Lettre de Sigmund Freud

Prof. Dr Freud
Vienne ix, Berggasse 19

27.iii, 1926

 

Cher Docteur,

 

Je vous remercie pour votre rapport détaillé sur la discussion de la [ Laienfrage ] question [ (de l’analyse) ] laïque* [ (Laienanalyse ) ] dans la Société [ (psychanalytique de Vienne) ]. Rien n’y fera varier ma prise de position. Je ne demande pas que les membres se lient à mes vues, mais je représenterai celles-ci sans retouche, tant en privé qu’en pleine lumière et devant les tribunaux, même si je devais rester seul. Actuellement il reste toujours plusieurs d’entre vous à me soutenir. Je ne ferai pas une affaire du différend avec les autres, aussi longtemps qu’il pourra y être paré. La cause s’accroîtrait-elle en implications, j’utiliserai certainement une telle occasion, sans affecter par ailleurs nos relations [ (habituelles) ], d’abandonner ma présidence de la Société qui n’est plus actuellement que nominale [ (Paul Federn faisait fonction de président) ]. Le combat pour l’analyse laïque [ Laienanalyse ] devra à quelque moment être mené jusqu’au bout. Le plus tôt sera le mieux. Tant que je vivrai, je m’opposerai à ce que la psychanalyse soit engloutie par la médecine.
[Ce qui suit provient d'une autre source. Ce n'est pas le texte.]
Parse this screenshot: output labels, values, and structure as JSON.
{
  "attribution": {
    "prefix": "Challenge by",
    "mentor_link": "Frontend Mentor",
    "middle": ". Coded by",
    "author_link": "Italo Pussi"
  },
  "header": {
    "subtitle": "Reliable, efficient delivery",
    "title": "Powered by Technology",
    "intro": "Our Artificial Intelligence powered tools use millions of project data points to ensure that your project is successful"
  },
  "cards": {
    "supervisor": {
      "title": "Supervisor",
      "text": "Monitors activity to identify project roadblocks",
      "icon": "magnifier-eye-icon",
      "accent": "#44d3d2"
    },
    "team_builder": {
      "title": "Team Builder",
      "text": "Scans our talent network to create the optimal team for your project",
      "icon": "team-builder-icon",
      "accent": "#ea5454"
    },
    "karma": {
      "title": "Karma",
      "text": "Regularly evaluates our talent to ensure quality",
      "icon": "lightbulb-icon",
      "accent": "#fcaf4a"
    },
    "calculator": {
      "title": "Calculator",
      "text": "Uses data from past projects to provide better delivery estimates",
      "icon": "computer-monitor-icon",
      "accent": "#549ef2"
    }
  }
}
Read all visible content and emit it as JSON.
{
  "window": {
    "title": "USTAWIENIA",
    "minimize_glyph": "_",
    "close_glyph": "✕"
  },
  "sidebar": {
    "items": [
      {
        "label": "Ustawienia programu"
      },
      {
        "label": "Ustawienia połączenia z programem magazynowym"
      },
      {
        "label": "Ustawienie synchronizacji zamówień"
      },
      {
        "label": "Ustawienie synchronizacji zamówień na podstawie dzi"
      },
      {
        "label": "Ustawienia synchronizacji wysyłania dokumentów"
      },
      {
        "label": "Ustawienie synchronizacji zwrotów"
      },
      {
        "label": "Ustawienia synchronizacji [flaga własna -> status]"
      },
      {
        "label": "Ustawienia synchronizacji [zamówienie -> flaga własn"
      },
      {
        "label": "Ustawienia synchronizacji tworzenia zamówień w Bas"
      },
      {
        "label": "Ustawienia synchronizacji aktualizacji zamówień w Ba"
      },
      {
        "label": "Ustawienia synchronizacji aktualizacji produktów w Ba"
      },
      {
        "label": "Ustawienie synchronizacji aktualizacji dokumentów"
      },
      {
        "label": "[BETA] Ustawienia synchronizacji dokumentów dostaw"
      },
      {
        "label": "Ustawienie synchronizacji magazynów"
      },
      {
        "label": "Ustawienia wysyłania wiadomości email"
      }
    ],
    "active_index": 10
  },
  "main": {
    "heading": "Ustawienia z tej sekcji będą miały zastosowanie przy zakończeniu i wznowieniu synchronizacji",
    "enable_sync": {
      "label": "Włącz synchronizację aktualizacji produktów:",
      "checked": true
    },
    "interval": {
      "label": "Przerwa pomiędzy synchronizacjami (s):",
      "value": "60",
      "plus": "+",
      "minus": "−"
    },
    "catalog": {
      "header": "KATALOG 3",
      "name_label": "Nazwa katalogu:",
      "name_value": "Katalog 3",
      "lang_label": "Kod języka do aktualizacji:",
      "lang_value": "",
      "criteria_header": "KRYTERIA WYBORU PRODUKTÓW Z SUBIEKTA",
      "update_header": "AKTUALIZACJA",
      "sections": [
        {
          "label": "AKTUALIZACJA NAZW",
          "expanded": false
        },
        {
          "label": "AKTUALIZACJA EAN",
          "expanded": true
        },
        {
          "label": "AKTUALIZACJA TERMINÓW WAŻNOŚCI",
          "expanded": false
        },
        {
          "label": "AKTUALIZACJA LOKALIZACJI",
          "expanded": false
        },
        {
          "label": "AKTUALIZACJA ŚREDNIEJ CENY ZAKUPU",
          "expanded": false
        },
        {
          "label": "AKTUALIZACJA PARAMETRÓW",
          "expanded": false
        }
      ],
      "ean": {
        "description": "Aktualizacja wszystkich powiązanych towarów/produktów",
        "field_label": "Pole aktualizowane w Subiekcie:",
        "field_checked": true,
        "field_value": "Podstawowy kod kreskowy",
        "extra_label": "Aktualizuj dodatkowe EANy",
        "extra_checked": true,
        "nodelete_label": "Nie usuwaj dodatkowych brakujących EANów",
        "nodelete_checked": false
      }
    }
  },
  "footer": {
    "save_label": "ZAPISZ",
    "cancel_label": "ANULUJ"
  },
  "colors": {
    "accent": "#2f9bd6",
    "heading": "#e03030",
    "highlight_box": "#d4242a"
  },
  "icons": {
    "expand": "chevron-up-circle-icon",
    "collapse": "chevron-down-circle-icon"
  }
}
Il n’y a naturellement pas de fondement à faire mystère devant les membres de la Société de ces propos que je tiens.

 

Bien cordialement à vous
Freud.

 

Sources: Lettre de Sigmund Freud à Paul Federn, vice-président de la Société psychanalytique de Vienne, chargé des questions concernant la pratique psychanalytique [ in Ernst Federn (fils de Paul), Témoin de la psychanalyse, puf, collection Histoire de la psychanalyse, Paris, 1994, 360  pp.]

 

La traduction originale a été revue par François-R. Dupond Muzart également auteur du commentaire relatif au terme laïque :

* Aussi bien en allemand qu’en français, « Laien, laïque » figure ici dans son sens constant depuis le xiiie s. de « non-clérical » ; on dirait ici dans le contexte : « non-mandarin ». Pour Freud, les médecins, dont lui-même, qui invoqueraient cette formation comme privilège dans le domaine de la psychanalyse ne seraient dans cette mesure que théologiens stériles (on sait ce qu’il pensait de la religion, et même si ce qu’il en pensait ne restait pas comme l’horizon dernier de la réflexion quant à la religion, cela indique la portée du choix du terme « Laien, laïque » ). Pour en finir avec ces histoires “chinoises” à n’en plus finir, incompréhensibles si l’on perd de vue le véritable sens du terme « Laien, laïque », qui n’est apparemment pas celui moderne de « profane, amateur », il semble que la psychanalyse-tout-court apparaît nécessairement comme celle que Freud dénomme « Laien, laïque », tandis que la psychanalyse médicale ou “psychologique” ( i.e. qui invoque de telles formations comme privilèges) devrait être appelée « Psychanalyse cléricale (ou : théologique) ».